Unfortunately, normal FSH and estradiol levels do not guarantee a normal response to fertility medications. The clomiphene citrate challenge test (CCCT) was initially described as a means to identify those women with normal FSH and estradiol levels on day 3 of the menstrual cycle (day-3 hormones) who may demonstrate a suboptimal response to injectable fertility medications and poor IVF pregnancy rates. In the CCCT, the patient takes 100 mg of clomiphene citrate on cycle days 5 through 9. An FSH level is checked on days 3 and 10. If both of these levels are less than 10 IU/L (international units), then this represents a normal response. If the FSH level is greater than 10 IU/L on day 3 but less than 10 IU/L on day 10, then this represents a borderline situation, but potentially reassuring based on the response of the ovary to stimulation with clomiphene citrate. If the FSH level is normal on day 3 but more than 10 IU/L on day 10, however, the woman is likely to exhibit a suboptimal response to fertility medication, along with high IVF cancellation rates and poor pregnancy rates.
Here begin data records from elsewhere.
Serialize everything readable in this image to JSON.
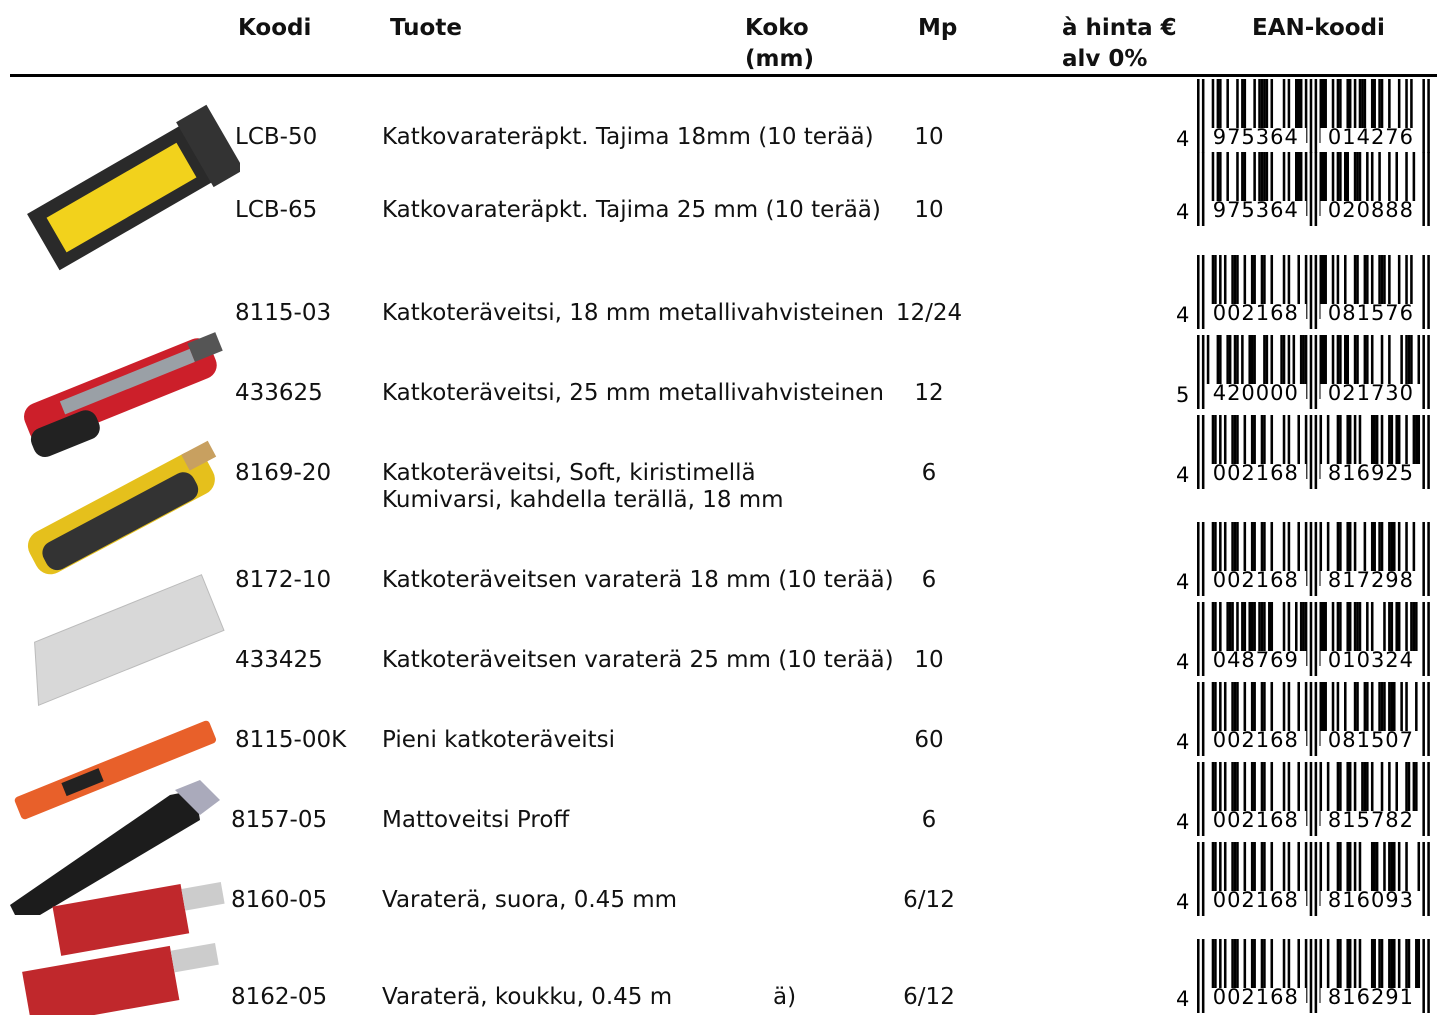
{
  "table": {
    "headers": {
      "code": "Koodi",
      "product": "Tuote",
      "size": [
        "Koko",
        "(mm)"
      ],
      "mp": "Mp",
      "price": [
        "à hinta €",
        "alv 0%"
      ],
      "ean": "EAN-koodi"
    },
    "rows": [
      {
        "code": "LCB-50",
        "product": [
          "Katkovarateräpkt. Tajima 18mm (10 terää)"
        ],
        "mp": "10",
        "ean": {
          "lead": "4",
          "left": "975364",
          "right": "014276"
        }
      },
      {
        "code": "LCB-65",
        "product": [
          "Katkovarateräpkt. Tajima 25 mm (10 terää)"
        ],
        "mp": "10",
        "ean": {
          "lead": "4",
          "left": "975364",
          "right": "020888"
        }
      },
      {
        "code": "8115-03",
        "product": [
          "Katkoteräveitsi, 18 mm metallivahvisteinen"
        ],
        "mp": "12/24",
        "ean": {
          "lead": "4",
          "left": "002168",
          "right": "081576"
        }
      },
      {
        "code": "433625",
        "product": [
          "Katkoteräveitsi, 25 mm metallivahvisteinen"
        ],
        "mp": "12",
        "ean": {
          "lead": "5",
          "left": "420000",
          "right": "021730"
        }
      },
      {
        "code": "8169-20",
        "product": [
          "Katkoteräveitsi, Soft, kiristimellä",
          "Kumivarsi, kahdella terällä, 18 mm"
        ],
        "mp": "6",
        "ean": {
          "lead": "4",
          "left": "002168",
          "right": "816925"
        }
      },
      {
        "code": "8172-10",
        "product": [
          "Katkoteräveitsen varaterä 18 mm (10 terää)"
        ],
        "mp": "6",
        "ean": {
          "lead": "4",
          "left": "002168",
          "right": "817298"
        }
      },
      {
        "code": "433425",
        "product": [
          "Katkoteräveitsen varaterä 25 mm (10 terää)"
        ],
        "mp": "10",
        "ean": {
          "lead": "4",
          "left": "048769",
          "right": "010324"
        }
      },
      {
        "code": "8115-00K",
        "product": [
          "Pieni katkoteräveitsi"
        ],
        "mp": "60",
        "ean": {
          "lead": "4",
          "left": "002168",
          "right": "081507"
        }
      },
      {
        "code": "8157-05",
        "product": [
          "Mattoveitsi Proff"
        ],
        "mp": "6",
        "ean": {
          "lead": "4",
          "left": "002168",
          "right": "815782"
        }
      },
      {
        "code": "8160-05",
        "product": [
          "Varaterä, suora, 0.45 mm"
        ],
        "mp": "6/12",
        "ean": {
          "lead": "4",
          "left": "002168",
          "right": "816093"
        }
      },
      {
        "code": "8162-05",
        "product": [
          "Varaterä, koukku, 0.45 m"
        ],
        "size": "ä)",
        "mp": "6/12",
        "ean": {
          "lead": "4",
          "left": "002168",
          "right": "816291"
        }
      }
    ]
  }
}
A word of caution is in order regarding ovarian reserve testing, including the CCCT: Virtually all physicians have patients who have successfully delivered a child following an abnormal CCCT. An abnormal CCCT or elevated FSH levels on cycle day 3 do not preclude spontaneous pregnancy and delivery. Nevertheless, the miscarriage rate and the incidence of Down syndrome may be increased in such pregnancies. Patients with diminished ovarian reserve may have successful treatment with the combination of fertility drugs and intra-uterine insemination (IUI), or even with IUI alone. The real benefit of the CCCT is its ability to identify those patients in whom IVF is markedly less likely to be successful, allowing them to focus on other options such as donor-egg IVF, adoption, or less invasive office-based fertility treatments. Overall, ovarian reserve testing represents an important factor when considering various fertility treatments and may be the final arbitrator in selecting the specific treatment plan.